El pasado fin de semana, en la zona fronteriza entre Tijuana y San Diego, dos migrantes mexicanos fueron muertos a balazos, en incidentes separados, por agentes de la Patrulla Fronteriza estadunidense. Días antes, en una región rural de California, un joven connacional de 20 años, acusado de pollero, fue gravemente herido de bala por efectivos de esa misma corporación. En uno de los casos fatales, los policías de la Migra afirman que la víctima intentó arrojarles una piedra. En el otro, varios testigos presenciales afirman que no hubo ningún intento de agresión por parte del mexicano ejecutado.

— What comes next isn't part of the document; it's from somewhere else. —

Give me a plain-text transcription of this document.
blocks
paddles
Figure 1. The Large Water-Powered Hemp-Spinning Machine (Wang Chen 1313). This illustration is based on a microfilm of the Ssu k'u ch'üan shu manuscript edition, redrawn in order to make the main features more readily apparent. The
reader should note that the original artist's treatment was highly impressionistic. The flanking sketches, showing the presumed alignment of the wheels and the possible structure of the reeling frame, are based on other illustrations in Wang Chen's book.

Si se les considera en forma aislada, estas brutales acciones policiacas resultan condenables e inaceptables, porque los agentes involucrados no actuaron, en ninguno de los casos, en defensa de su vida frente a un riesgo de agresión grave. Vistos en conjunto, tales episodios obligan a preguntarse si no conforman un patrón de conducta y si no son resultado de instrucciones superiores en el sentido de tirar a matar contra los trabajadores migrantes que intentan internarse en territorio de la nación vecina.
Las severas penalizaciones, por parte de las instancias policiales y judiciales estadunidenses, de los intentos por ingresar a su país sin los documentos correspondientes, así como la clandestinidad a la que tales medidas han arrojado a los migrantes, han incrementado significativamente el saldo de muertes entre los indocumentados: ante el refuerzo de las medidas de vigilancia y persecución en su contra, más de 120 de ellos han fallecido, en lo que va del año, ahogados, calcinados o extraviados en regiones inhóspitas.

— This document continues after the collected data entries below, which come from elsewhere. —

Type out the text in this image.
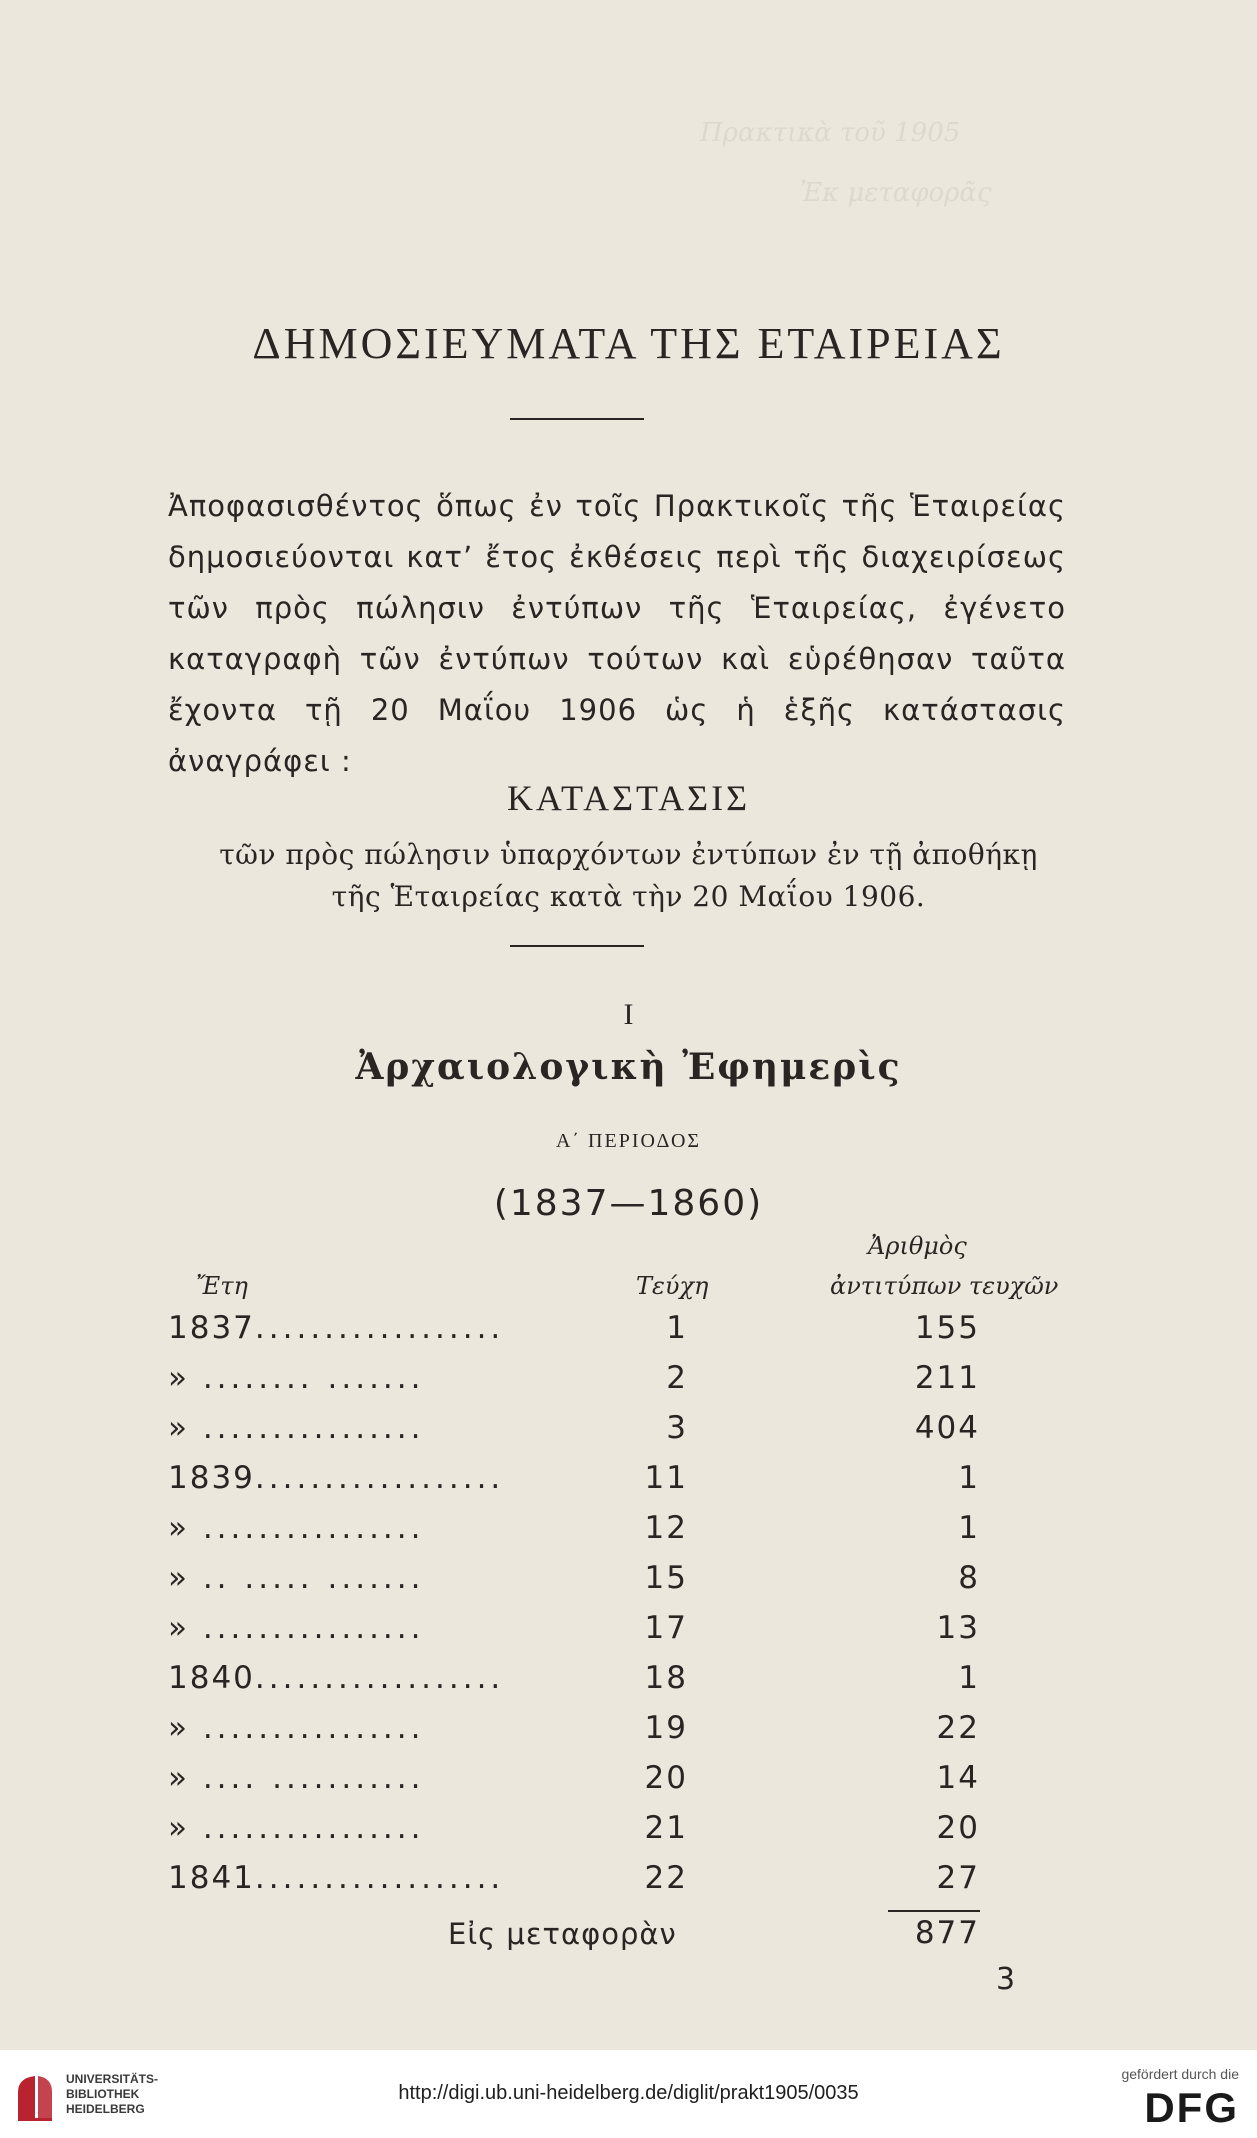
Πρακτικὰ τοῦ 1905
Ἐκ μεταφορᾶς
ΔΗΜΟΣΙΕΥΜΑΤΑ ΤΗΣ ΕΤΑΙΡΕΙΑΣ
Ἀποφασισθέντος ὅπως ἐν τοῖς Πρακτικοῖς τῆς Ἑταιρείας δημοσιεύονται κατ’ ἔτος ἐκθέσεις περὶ τῆς διαχειρίσεως τῶν πρὸς πώλησιν ἐντύπων τῆς Ἑταιρείας, ἐγένετο καταγραφὴ τῶν ἐντύπων τούτων καὶ εὑρέθησαν ταῦτα ἔχοντα τῇ 20 Μαΐου 1906 ὡς ἡ ἑξῆς κατάστασις ἀναγράφει :
ΚΑΤΑΣΤΑΣΙΣ
τῶν πρὸς πώλησιν ὑπαρχόντων ἐντύπων ἐν τῇ ἀποθήκῃ
τῆς Ἑταιρείας κατὰ τὴν 20 Μαΐου 1906.
I
Ἀρχαιολογικὴ Ἐφημερὶς
Α΄ ΠΕΡΙΟΔΟΣ
(1837—1860)
Ἀριθμὸς
Ἔτη	Τεύχη	ἀντιτύπων τευχῶν
1837..................	1	155
» ........ .......	2	211
» ................	3	404
1839..................	11	1
» ................	12	1
» .. ..... .......	15	8
» ................	17	13
1840..................	18	1
» ................	19	22
» .... ...........	20	14
» ................	21	20
1841..................	22	27
Εἰς μεταφορὰν	877
3
UNIVERSITÄTS-
BIBLIOTHEK
HEIDELBERG
http://digi.ub.uni-heidelberg.de/diglit/prakt1905/0035
gefördert durch die
DFG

Con el recurso frecuente a las armas de fuego por parte de los miembros de la Patrulla Fronteriza, la xenofobia legalizada y el racismo reglamentado alcanzan el nivel máximo de brutalidad y se pone de manifiesto, una vez más, la doble moral estadunidense en materia de derechos humanos, los cuales son, por una parte, tema central en los discursos oficiales del Estado más poderoso del planeta y, por la otra, una indignante omisión en las operaciones de la Patrulla Fronteriza, para cuyos efectivos, por lo que puede verse, empieza a resultar más cómodo y fácil cazar a balazos a los migrantes mexicanos que capturarlos y deportarlos.

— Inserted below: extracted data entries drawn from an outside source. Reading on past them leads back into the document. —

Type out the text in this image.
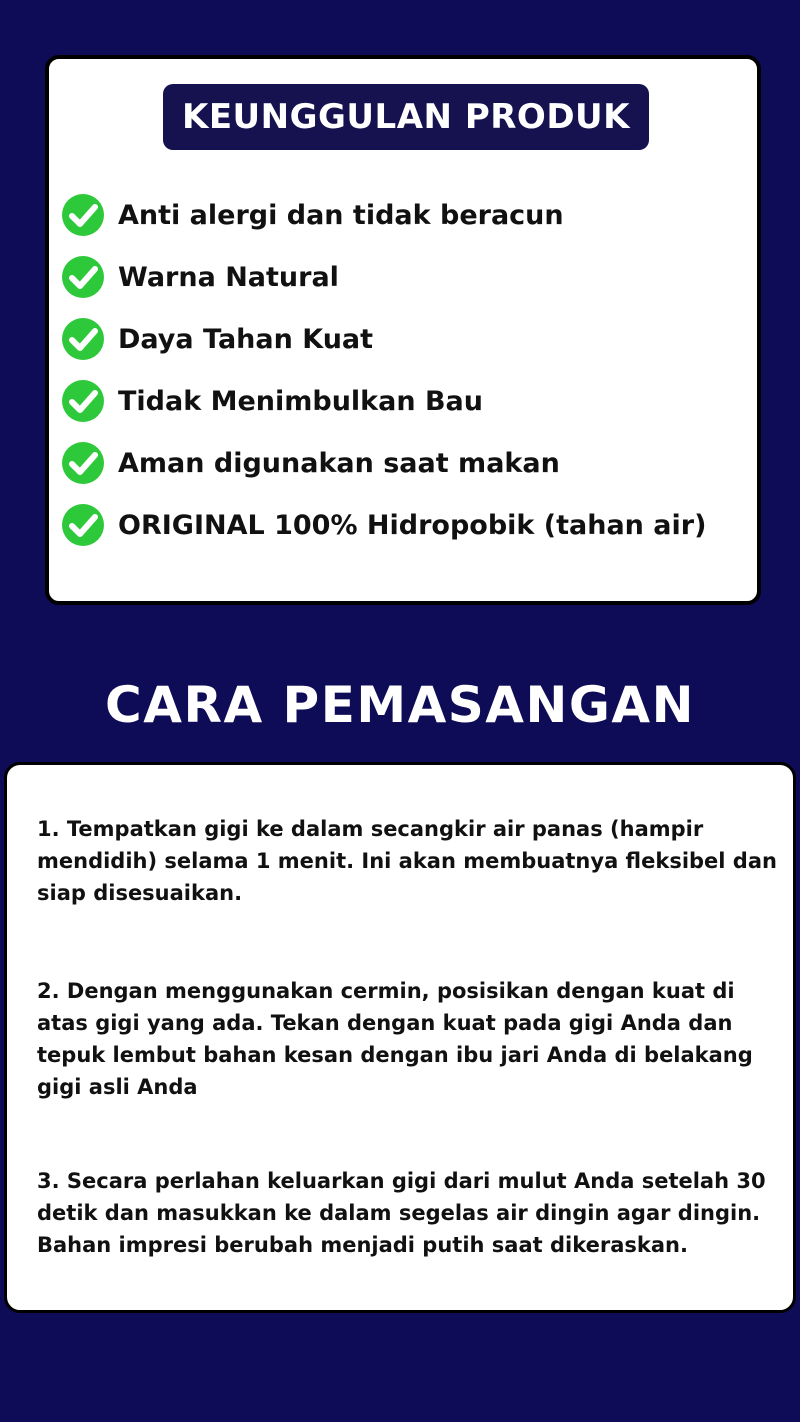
KEUNGGULAN PRODUK
Anti alergi dan tidak beracun
Warna Natural
Daya Tahan Kuat
Tidak Menimbulkan Bau
Aman digunakan saat makan
ORIGINAL 100% Hidropobik (tahan air)
CARA PEMASANGAN
1. Tempatkan gigi ke dalam secangkir air panas (hampir mendidih) selama 1 menit. Ini akan membuatnya fleksibel dan siap disesuaikan.
2. Dengan menggunakan cermin, posisikan dengan kuat di atas gigi yang ada. Tekan dengan kuat pada gigi Anda dan tepuk lembut bahan kesan dengan ibu jari Anda di belakang gigi asli Anda
3. Secara perlahan keluarkan gigi dari mulut Anda setelah 30 detik dan masukkan ke dalam segelas air dingin agar dingin. Bahan impresi berubah menjadi putih saat dikeraskan.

Indicativa de que estas prácticas forman parte de un racismo estructural de las instituciones estadunidenses es la invariable impunidad que protege a los agentes policiales que agreden a los trabajadores indocumentados: en ningún caso se ha procesado penalmente a los uniformados responsables de lesiones o de muerte de mexicanos migrantes; cualquier efectivo de la migra o de otra corporación policial -como el guardia de un almacén de San Antonio que, por una nimiedad, dio muerte a un médico regiomontano- sabe que, de acuerdo con los precedentes, lo peor que puede pasarle si mata a un mexicano es afrontar sanciones administrativas.